Foucault News

News and resources on French thinker Michel Foucault (1926-1984)

Davidson-Harden, A.
What is social sciences and humanities research ‘Worth’? Neoliberalism and the framing of social sciences and humanities work in Canada (2013) Policy Futures in Education, 11 (4), pp. 375-386.

Further info

This article offers a critique of the discursive politics represented in attempts to frame social sciences and humanities work in the mould of neoliberal knowledge capitalism. The critique offered is inspired by Foucault’s critical thought on neoliberalism and an interpretation of ‘neoliberal governmentality’ that flows from his Collège de France lectures on ‘the birth of biopolitics’. As a launching point, a particular document is explored – a 2008 report from a private consulting firm called the Impact Group, commissioned by the Social Sciences and Humanities Research Council of Canada (the benefactor of the postdoctoral research fellowship from which this present inquiry emerges).
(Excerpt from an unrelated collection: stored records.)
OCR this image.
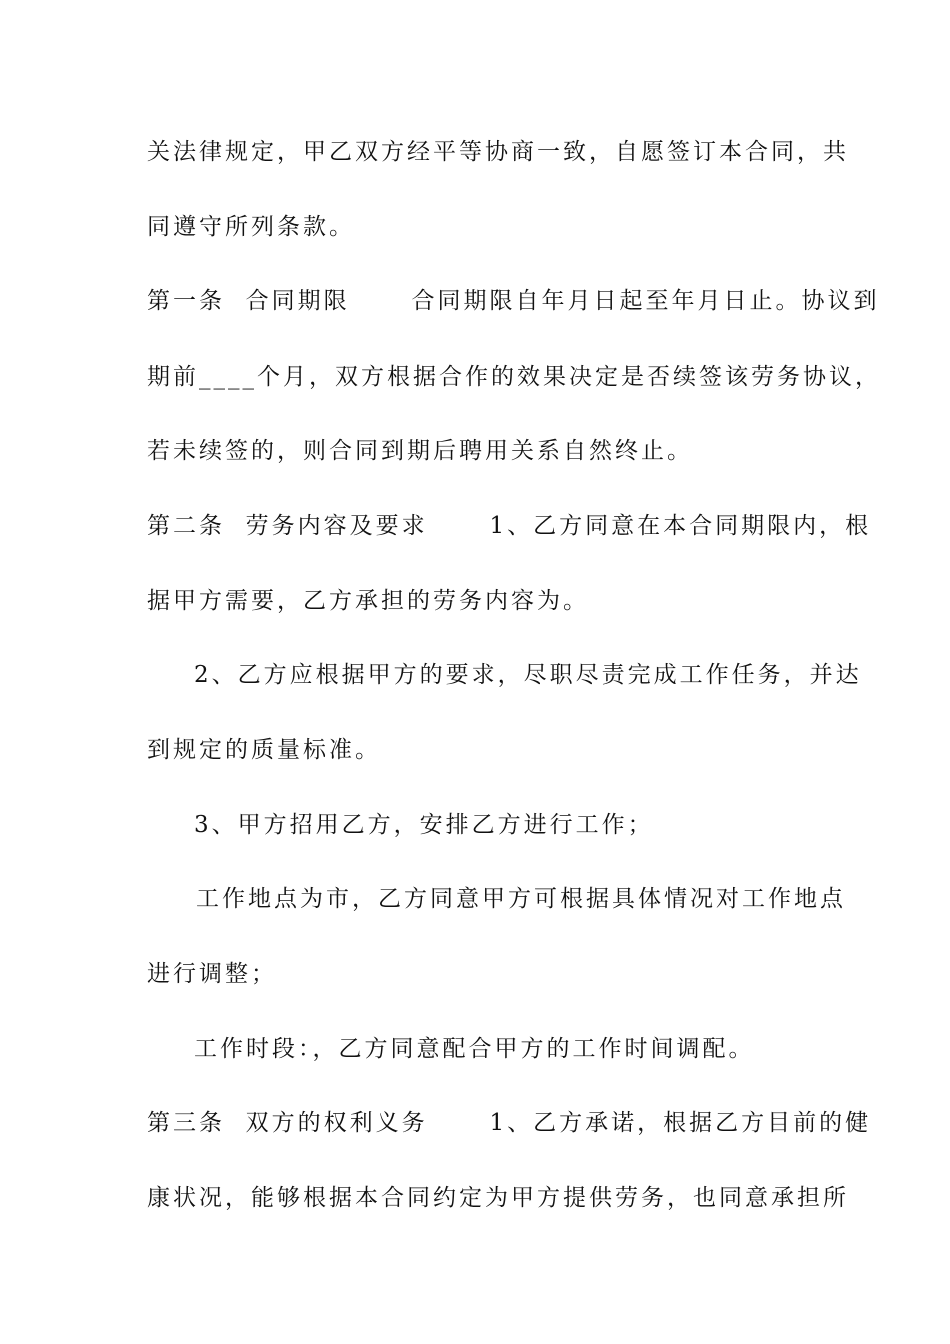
关法律规定，甲乙双方经平等协商一致，自愿签订本合同，共
同遵守所列条款。
第一条  合同期限      合同期限自年月日起至年月日止。协议到
期前____个月，双方根据合作的效果决定是否续签该劳务协议，
若未续签的，则合同到期后聘用关系自然终止。
第二条  劳务内容及要求      1、乙方同意在本合同期限内，根
据甲方需要，乙方承担的劳务内容为。
2、乙方应根据甲方的要求，尽职尽责完成工作任务，并达
到规定的质量标准。
3、甲方招用乙方，安排乙方进行工作；
工作地点为市，乙方同意甲方可根据具体情况对工作地点
进行调整；
工作时段：，乙方同意配合甲方的工作时间调配。
第三条  双方的权利义务      1、乙方承诺，根据乙方目前的健
康状况，能够根据本合同约定为甲方提供劳务，也同意承担所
The author explores here the significance of how a deeply economic-reductionist – or, in the author’s terms, neoliberal – way of looking at social sciences and humanities work can find utterance in a context of a hegemonic discourse of what the author (and others) terms ‘neoliberal knowledge capitalism’. As one particular – if dominant at present – ‘regime of truth’ in Foucault’s terms, this discourse represents well the imperatives of neoliberalism, which are construed here as imperialistic and colonising. From a neoliberal perspective, anything and everything in society ought to be perceived as a commodity, to be privatised, bought and sold, and considered solely within a framework of utility towards driving ‘economic growth’ in the most raw and disembedded sense of market relations, working over and above, and outside any category of critical comment or influence. This trend, in turn, is put under scrutiny here towards suggesting the necessary political task of interrupting this particular regime of truth and asserting others based on frames of reference and value not associated with a narrow, myopic neoliberalism, but rather with forms of knowledge socialism.